Se sull’importanza della transizione ecologica non ha dubbi, sul percorso da seguire per realizzarla invece Giancarlo Giorgetti ne nutre diversi. Il riferimento è al pacchetto “Fit for 55”, il piano per ridurre le emissioni del 55% entro il 2020 rispetto ai livelli del 1990. «Rischiamo di mettere una palla al piede all’industria europea, mentre altre grandi economie si fanno meno problemi e corrono», dichiara oggi il ministro dello Sviluppo economico. Si Cina, India e Turchia è previsto un dazio sulle importazioni di beni per la cui produzione si è inquinato molto, ma per il numero due della Lega «rischia di essere una misura autolesionista: può innescare una guerra di dazi, di cui si sa dove inizia ma non dove finisce». Il timore di Giorgetti è di «spostare una parte eccessiva dei costi della transizione ambientale sulle piccole e medie imprese e sulle famiglie dei ceti medio-bassi». Di conseguenza, poi potrebbe innescarsi un fenomeno di disgregazione sociale che potrebbe portare alle proteste. «Se questa transizione causasse una crisi sociale, questa sfocerebbe in una crisi politica dagli esiti oggi imprevedibili».



Non sono timori solo di Giancarlo Giorgetti: a condividerli anche altri ministri europei, pure di partiti lontani dalla Lega. «In privato mi hanno detto che concordavano», ha spiegato nell’intervista rilasciata al Corriere della Sera. Quindi, auspica un dibattito più ampio sul tema a Bruxelles. Di sicuro occorre agire, come dimostrano i disastri ambientali che si sono verificati quest’estate.

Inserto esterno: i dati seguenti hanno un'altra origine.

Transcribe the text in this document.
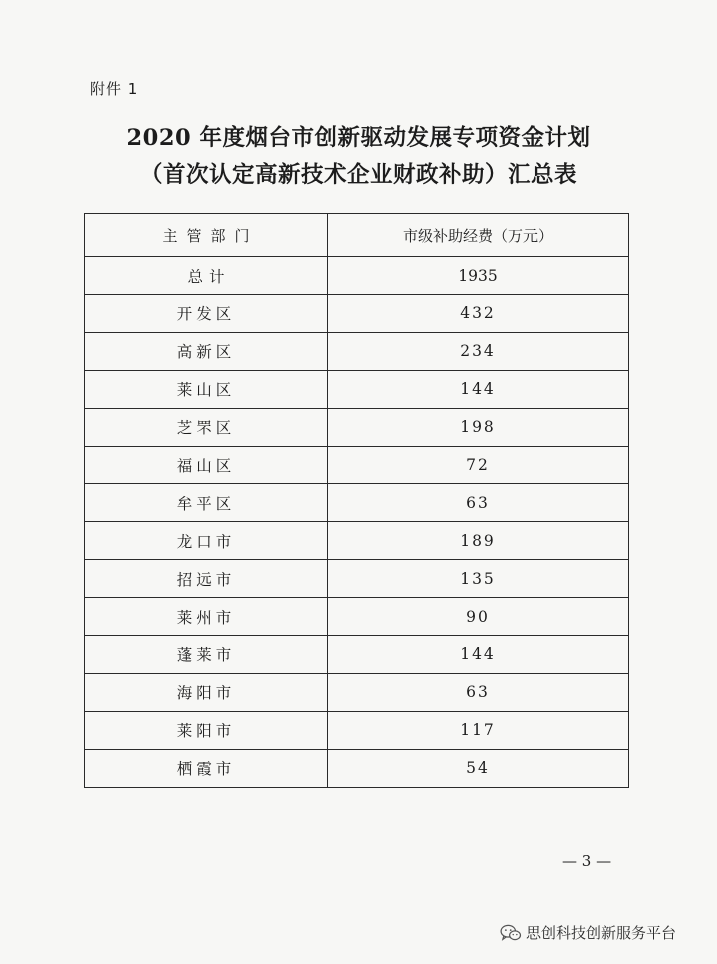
附件 1
2020 年度烟台市创新驱动发展专项资金计划
（首次认定高新技术企业财政补助）汇总表
主管部门	市级补助经费（万元）
总计	1935
开发区	432
高新区	234
莱山区	144
芝罘区	198
福山区	72
牟平区	63
龙口市	189
招远市	135
莱州市	90
蓬莱市	144
海阳市	63
莱阳市	117
栖霞市	54
— 3 —
思创科技创新服务平台
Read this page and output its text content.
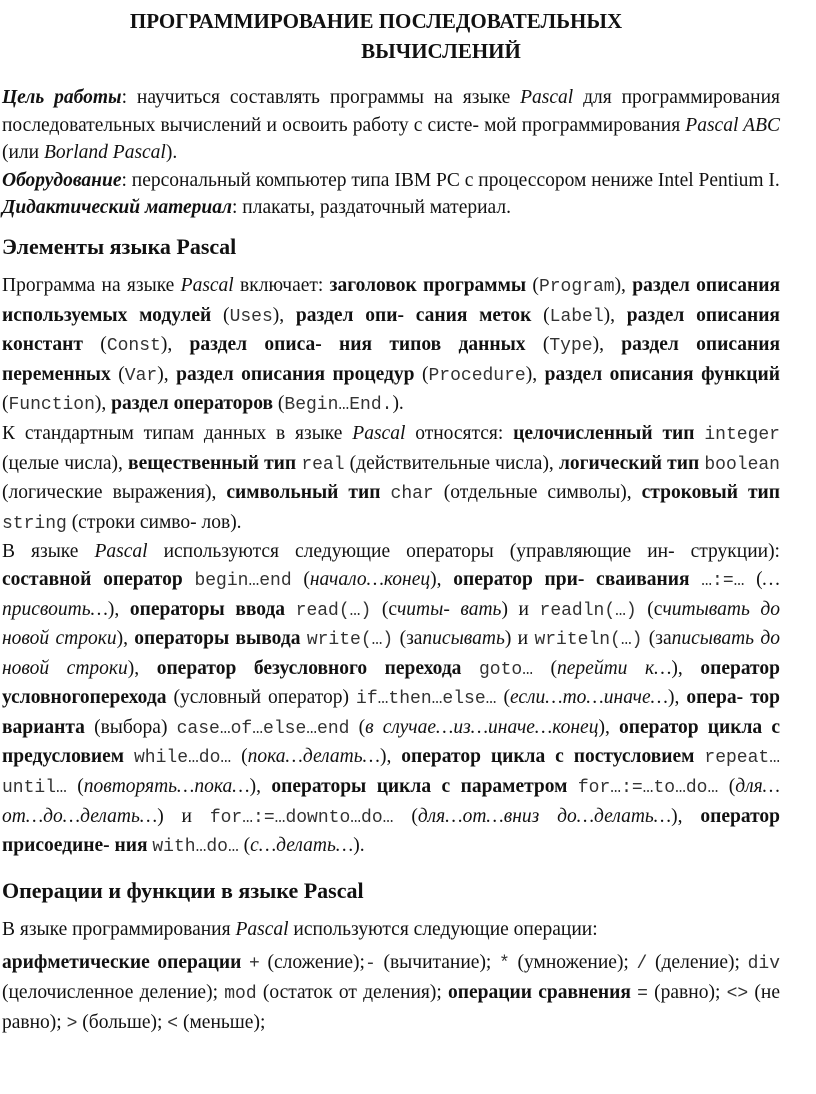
ПРОГРАММИРОВАНИЕ ПОСЛЕДОВАТЕЛЬНЫХ
ВЫЧИСЛЕНИЙ

Цель работы: научиться составлять программы на языке Pascal для программирования последовательных вычислений и освоить работу с систе- мой программирования Pascal ABC (или Borland Pascal).

Оборудование: персональный компьютер типа IBM PC с процессором нениже Intel Pentium I.

Дидактический материал: плакаты, раздаточный материал.

Элементы языка Pascal

Программа на языке Pascal включает: заголовок программы (Program), раздел описания используемых модулей (Uses), раздел опи- сания меток (Label), раздел описания констант (Const), раздел описа- ния типов данных (Type), раздел описания переменных (Var), раздел описания процедур (Procedure), раздел описания функций (Function), раздел операторов (Begin…End.).

К стандартным типам данных в языке Pascal относятся: целочисленный тип integer (целые числа), вещественный тип real (действительные числа), логический тип boolean (логические выражения), символьный тип char (отдельные символы), строковый тип string (строки симво- лов).

В языке Pascal используются следующие операторы (управляющие ин- струкции): составной оператор begin…end (начало…конец), оператор при- сваивания …:=… (…присвоить…), операторы ввода read(…) (считы- вать) и readln(…) (считывать до новой строки), операторы вывода write(…) (записывать) и writeln(…) (записывать до новой строки), оператор безусловного перехода goto… (перейти к…), оператор условногоперехода (условный оператор) if…then…else… (если…то…иначе…), опера- тор варианта (выбора) case…of…else…end (в случае…из…иначе…конец), оператор цикла с предусловием while…do… (пока…делать…), оператор цикла с постусловием repeat…until… (повторять…пока…), операторы цикла с параметром for…:=…to…do… (для…от…до…делать…) и for…:=…downto…do… (для…от…вниз до…делать…), оператор присоедине- ния with…do… (с…делать…).

Операции и функции в языке Pascal

В языке программирования Pascal используются следующие операции:

арифметические операции + (сложение);- (вычитание); * (умножение); / (деление); div (целочисленное деление); mod (остаток от деления); операции сравнения = (равно); <> (не равно); > (больше); < (меньше);
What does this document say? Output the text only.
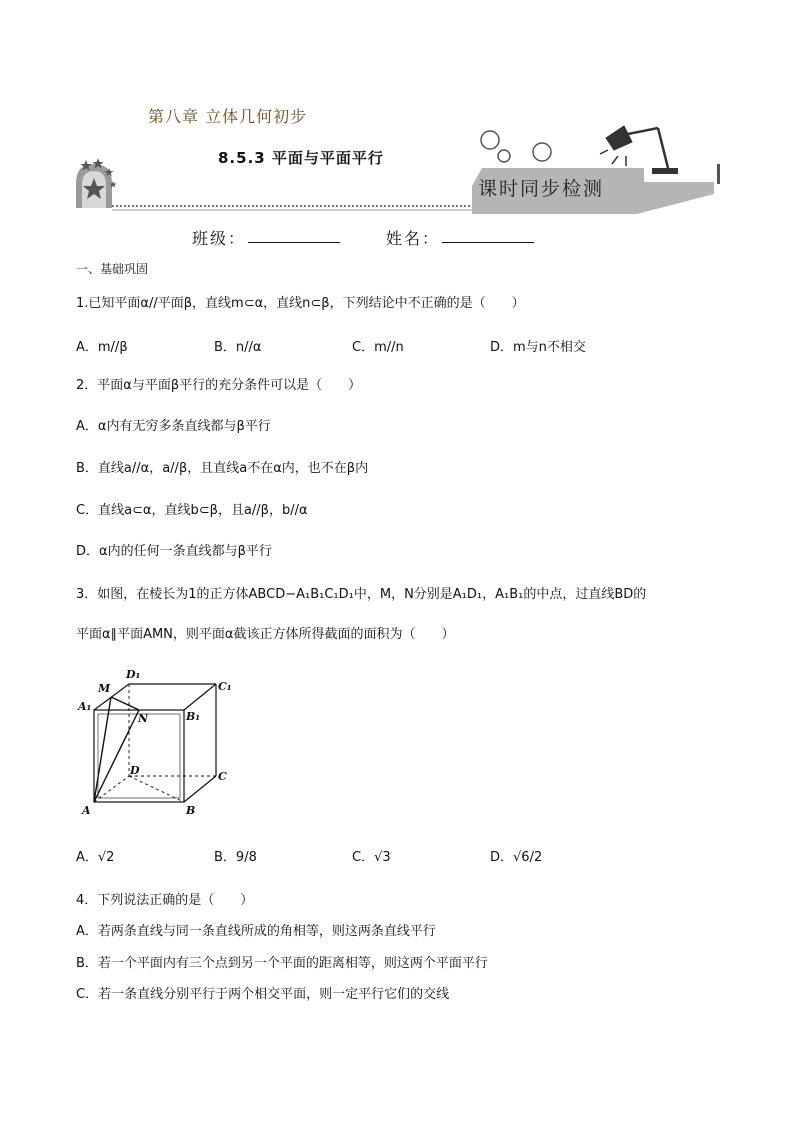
第八章 立体几何初步
8.5.3 平面与平面平行
课时同步检测
班级：	姓名：
一、基础巩固
1.已知平面α//平面β，直线m⊂α，直线n⊂β，下列结论中不正确的是（　　）
A．m//β	B．n//α	C．m//n	D．m与n不相交
2．平面α与平面β平行的充分条件可以是（　　）
A．α内有无穷多条直线都与β平行
B．直线a//α，a//β，且直线a不在α内，也不在β内
C．直线a⊂α，直线b⊂β，且a//β，b//α
D．α内的任何一条直线都与β平行
3．如图，在棱长为1的正方体ABCD−A₁B₁C₁D₁中，M，N分别是A₁D₁，A₁B₁的中点，过直线BD的
平面α∥平面AMN，则平面α截该正方体所得截面的面积为（　　）
M
D₁
C₁
A₁
N	B₁
D	C
A	B
A．√2	B．9/8	C．√3	D．√6/2
4．下列说法正确的是（　　）
A．若两条直线与同一条直线所成的角相等，则这两条直线平行
B．若一个平面内有三个点到另一个平面的距离相等，则这两个平面平行
C．若一条直线分别平行于两个相交平面，则一定平行它们的交线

LA SFIDA DEL RECOVERY FUND

«La sostenibilità ambientale è decisiva, ma io ho in mente un triangolo fatto da sostenibilità ambientale, economica e sociale», ha aggiunto Giancarlo Giorgetti, secondo cui bisogna fare anche in modo di non lasciare per strada disoccupati. Questa è la nuova sfida della politica, non solo italiana. «In un mondo globalizzato la risposta dev’essere coordinata e priva di asimmetrie». Basti pensare al 29% di emissioni globali prodotte dalla Cina contro il 9% dell’Unione europea. Per il ministro dello Sviluppo economico, inoltre, c’è un altro rischio, quello di un mondo del lavoro con persone con qualifiche medio-basse a svolgere lavori di bassa qualità, gli altri a lavorare da casa. «Se questo è il futuro, c’è il rischio che le nostre comunità perdano il loro spirito di coesione. Dobbiamo lavorare perché non accada».



Il Recovery Fund è solo una parte, seppur importante, della risposta per Giancarlo Giorgetti. Per questo nel Consiglio dei ministri ha sollevato una questione concreta: «Dobbiamo assicurarci di avere le risorse umane, imprenditoriali, amministrative per una sfida così grande. Non diamo per scontato di essere pronti». Per il ministro dello Sviluppo economico bisogna avere le capacità di chi ha ricostruito l’Italia dopo la guerra.

“ALITALIA? SCELTE DIFFICILI DA FARE”

Peccato che al ministero non ci sia neppure un centro studi per un’analisi precisa della situazione e delle capacità produttive. Nel frattempo, le crisi industriali si accumulano sul suo tavolo, come Whirlpool, Embraco, Gkn. «Su tutte stiamo lavorando sia con la costituzione di un’unità di esperti specializzata nelle crisi d’impresa – il ministero non aveva questo ufficio – sia con il lavoro discreto e riservato di ricerca di potenziali investitori». Se il ministro del Lavoro Andrea Orlando pensa a nuovi vincoli alle delocalizzazioni delle multinazionali, Giancarlo Giorgetti pensa all’introduzione di una priorità nei finanziamenti alle imprese che si impegnano ad assorbire e collaborare con chi resta senza lavoro nelle aree di crisi.

Invece su Alitalia il ministro afferma che «ci saranno scelte difficili da fare, soprattutto sul fronte occupazionale e sul nuovo contratto del personale assunto da Ita». Nell’intervista al Corriere della Sera ha concluso rivelando che il ministro della Salute Roberto Speranza gli ha assicurato che anche i tamponi salivari potranno essere presto una realtà anche da noi.